Here's Heidi's event: 

Women's Para Snowboard Cross - Standing - Alpine Skiing - Sochi 2014 Paralympic winter Games

She and one of her teammates are tied for 2nd in THE WORLD for this event, so she stands a great chance to podium! Be sure to check it out if you have access to TV/internet!


----------



## mhelm (Jun 28, 2008)

*Sweet!*

I met Heidi on Bailey a couple years ago. What an amazing person!!! Good Luck Heidi!!!!!!!!! See ya on the water soon...


----------



## lmyers (Jun 10, 2008)

I love watching her journey on Facebook. Good luck One Legged Wonder!


----------



## deepsouthpaddler (Apr 14, 2004)

Awesome! Good luck Heidi!


----------



## ednaout (Jun 3, 2005)

3/14 at 1am Heidi Jo Duce's event will be on the air! That's 1am - set your alarms before going to bed.


----------



## ednaout (Jun 3, 2005)

Oops, I believe the event is at 1130 this evening!
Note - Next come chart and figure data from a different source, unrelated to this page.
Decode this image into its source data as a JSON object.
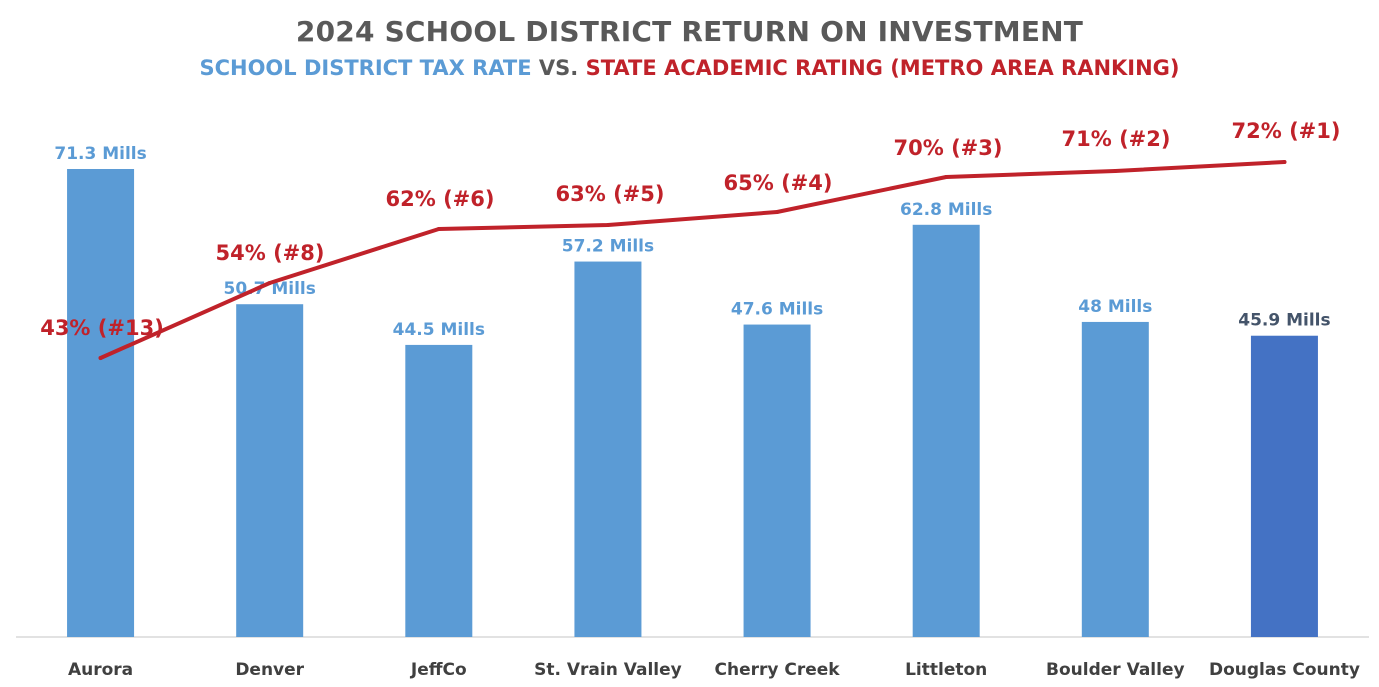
{
  "title": "2024 SCHOOL DISTRICT RETURN ON INVESTMENT",
  "subtitle": {
    "part1": "SCHOOL DISTRICT TAX RATE",
    "part2": " VS. ",
    "part3": "STATE ACADEMIC RATING (METRO AREA RANKING)"
  },
  "colors": {
    "title": "#595959",
    "bar": "#5b9bd5",
    "bar_highlight": "#4472c4",
    "bar_label": "#5b9bd5",
    "bar_label_highlight": "#44546a",
    "line": "#c0222a",
    "line_label": "#c0222a",
    "axis": "#d9d9d9",
    "category": "#404040"
  },
  "chart_data": {
    "type": "bar",
    "categories": [
      "Aurora",
      "Denver",
      "JeffCo",
      "St. Vrain Valley",
      "Cherry Creek",
      "Littleton",
      "Boulder Valley",
      "Douglas County"
    ],
    "series": [
      {
        "type": "bar",
        "values": [
          71.3,
          50.7,
          44.5,
          57.2,
          47.6,
          62.8,
          48,
          45.9
        ],
        "labels": [
          "71.3 Mills",
          "50.7 Mills",
          "44.5 Mills",
          "57.2 Mills",
          "47.6 Mills",
          "62.8 Mills",
          "48 Mills",
          "45.9 Mills"
        ],
        "highlight_index": 7
      },
      {
        "type": "line",
        "values": [
          43,
          54,
          62,
          63,
          65,
          70,
          71,
          72
        ],
        "labels": [
          "43% (#13)",
          "54% (#8)",
          "62% (#6)",
          "63% (#5)",
          "65% (#4)",
          "70% (#3)",
          "71% (#2)",
          "72% (#1)"
        ]
      }
    ],
    "bar_ylim": [
      0,
      71.3
    ],
    "line_ylim": [
      0,
      85
    ],
    "grid": false,
    "legend": "none"
  }
}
1130!!!! Watch at 1130!!!! 1130!!!!! Watch 1130!!!!


----------



## ednaout (Jun 3, 2005)

Our little ol' Heidi Jo got 5th!! Totally amazing - she only recently started competing and has already made it to the US paralympic team - unbelievable! Whether you get 1st, 3rd, 5th or disqualified, as far as I'm concerned, if you made it to the Olympics, you WON!! As Heidi (and Charlie Sheen) likes to say..." WINNING!"


----------



## Mankypin (Jul 5, 2011)

Heidi is the real deal! Got on a United Flight going to Costa Rica back in Feb and the safety video showed United supporting athletes going to Sochi and there was Heidi on screen! She's worldwide bitches! And the nicest person in person.


----------